Trump also gutted FEMA at the beginning of hurricane season, nearly guaranteeing—along with the rest of his climate change acceleration policies—that more people will be dying in catastrophic weather events in the next four years than we’ve ever seen under a president.
When asked about the Texas floods, Trump panicked and mumbled gibberish about Joe Biden .
House Speaker Mike Johnson, Louisiana’s greatest embarrassment, added yesterday that there’s nothing anyone can do but “pray.”
Unfortunately, praying is not on the list of actions that might reasonably help find the missing Camp Mystic girls, support the families who have lost loved ones and had their homes and lives ruined by this flood, and help us improve the country’s ability to anticipate and mitigate these kinds of extreme events going forward.

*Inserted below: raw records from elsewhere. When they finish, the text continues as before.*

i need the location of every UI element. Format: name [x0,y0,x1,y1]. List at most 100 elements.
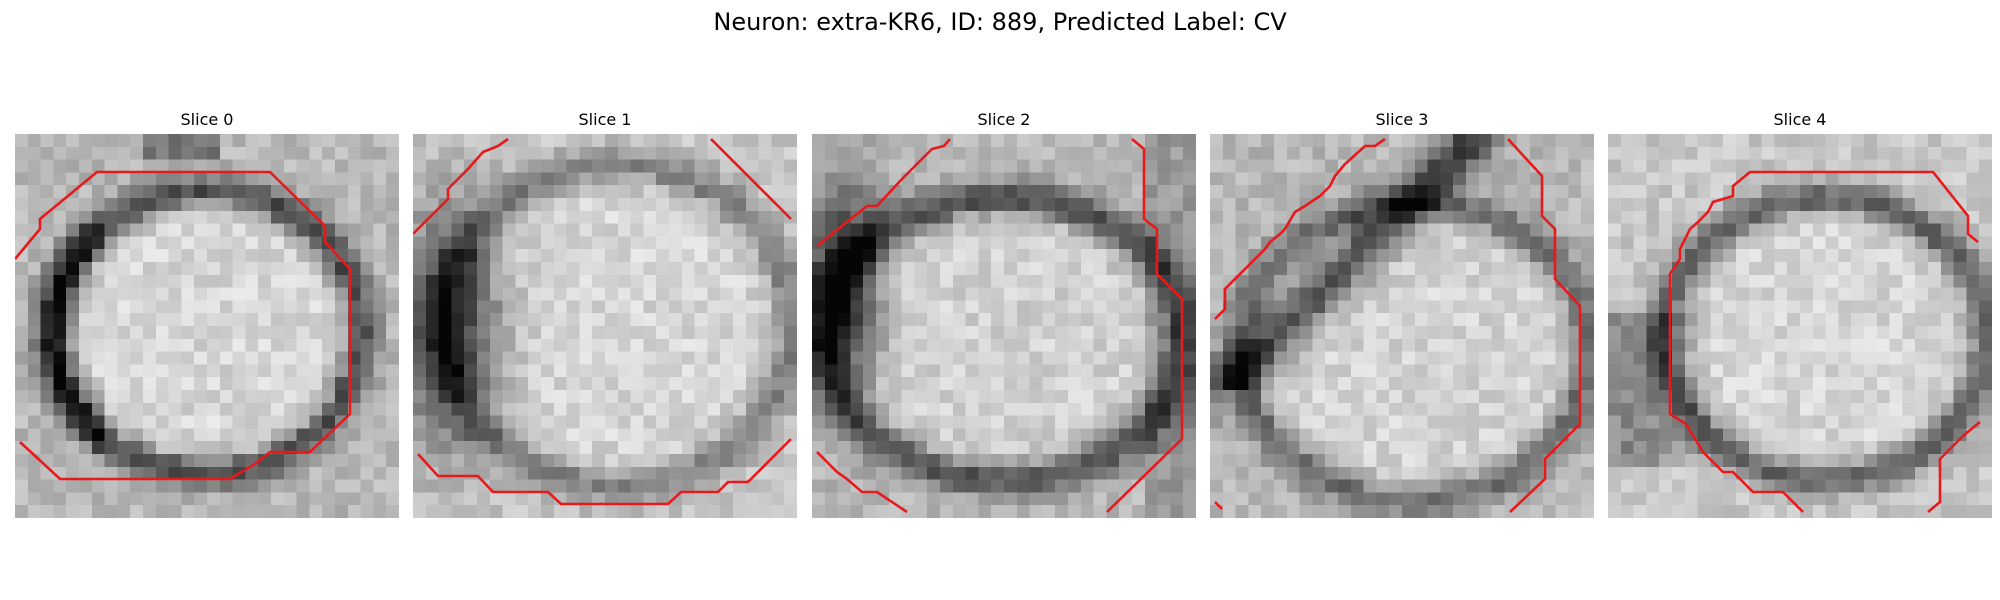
image-pixel [888,390,902,404]
image-pixel [309,326,323,340]
image-pixel [438,479,452,493]
image-pixel [66,249,80,263]
image-pixel [1466,492,1480,506]
image-pixel [1144,159,1158,173]
image-pixel [1812,146,1826,160]
image-pixel [1350,262,1364,276]
image-pixel [771,466,785,480]
image-pixel [669,185,683,199]
image-pixel [553,172,567,186]
image-pixel [1542,262,1556,276]
image-pixel [464,377,478,391]
image-pixel [194,492,208,506]
image-pixel [1517,454,1531,468]
image-pixel [720,326,734,340]
image-pixel [1080,441,1094,455]
image-pixel [245,326,259,340]
image-pixel [1338,428,1352,442]
image-pixel [1672,274,1686,288]
image-pixel [1055,198,1069,212]
image-pixel [271,415,285,429]
image-pixel [1029,479,1043,493]
image-pixel [1928,185,1942,199]
image-pixel [1029,185,1043,199]
image-pixel [143,172,157,186]
image-pixel [515,454,529,468]
image-pixel [745,492,759,506]
image-pixel [1838,159,1852,173]
image-pixel [1029,326,1043,340]
image-pixel [720,287,734,301]
image-pixel [681,402,695,416]
image-pixel [605,146,619,160]
image-pixel [1119,262,1133,276]
image-pixel [15,223,29,237]
image-pixel [271,262,285,276]
image-pixel [1170,454,1184,468]
image-pixel [258,146,272,160]
image-pixel [283,172,297,186]
image-pixel [283,249,297,263]
image-pixel [553,505,567,518]
image-pixel [1581,274,1594,288]
image-pixel [1542,313,1556,327]
image-pixel [79,466,93,480]
image-pixel [863,364,877,378]
image-pixel [335,313,349,327]
image-pixel [1953,172,1967,186]
image-pixel [1080,351,1094,365]
image-pixel [143,274,157,288]
image-pixel [1350,428,1364,442]
image-pixel [1581,415,1594,429]
image-pixel [1710,249,1724,263]
image-pixel [888,338,902,352]
image-pixel [1414,300,1428,314]
image-pixel [104,351,118,365]
image-pixel [322,364,336,378]
image-pixel [309,159,323,173]
image-pixel [27,402,41,416]
image-pixel [1427,415,1441,429]
image-pixel [1376,249,1390,263]
image-pixel [669,223,683,237]
image-pixel [168,287,182,301]
image-pixel [1210,454,1224,468]
image-pixel [1568,262,1582,276]
image-pixel [168,262,182,276]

All I really want to add about politics regarding the Texas floods is this: If you’re inclined, as some liberals on social media have been, to suggest in any kind of way that the people of Texas “asked for this” because of their votes in November, you and I have nothing in common. No child asked to die in a flood. No parent deserves to have their 8-year-old daughter returned home from summer camp in a body bag because of how they voted in an election. This is not a red state versus blue state thing. I grew up in a red state and went to summer camp in Mississippi, and I can’t imagine someone telling my parents—who don’t happen to be Republicans, though that shouldn’t really matter—that they deserved it if some freak natural disaster disappeared me in the middle of the night.
Instead, why don’t we all agree to blame the greedy oil executives and billionaire authoritarians trying to kill science and stop the flow of information in order to line their own pockets, at the expense of the planet and people’s lives. Shame the politicians, not the people they oppress. I have a feeling the votes are going to look very different in 2026—even in Texas.
Excellent reporting on a terribly upsetting and tragic situation. You nailed it on who not to blame - and who is to blame. 👏🏻
Ugh, a sobering read but hits the mark of not blaming the victims and holding the politicians responsible instead. Sorry this all took place when you were overseas vacationing with friends. I saw on your IG you got to spend time in Greece, home of my great grandfather I was named after. 🇬🇷 Welcome home.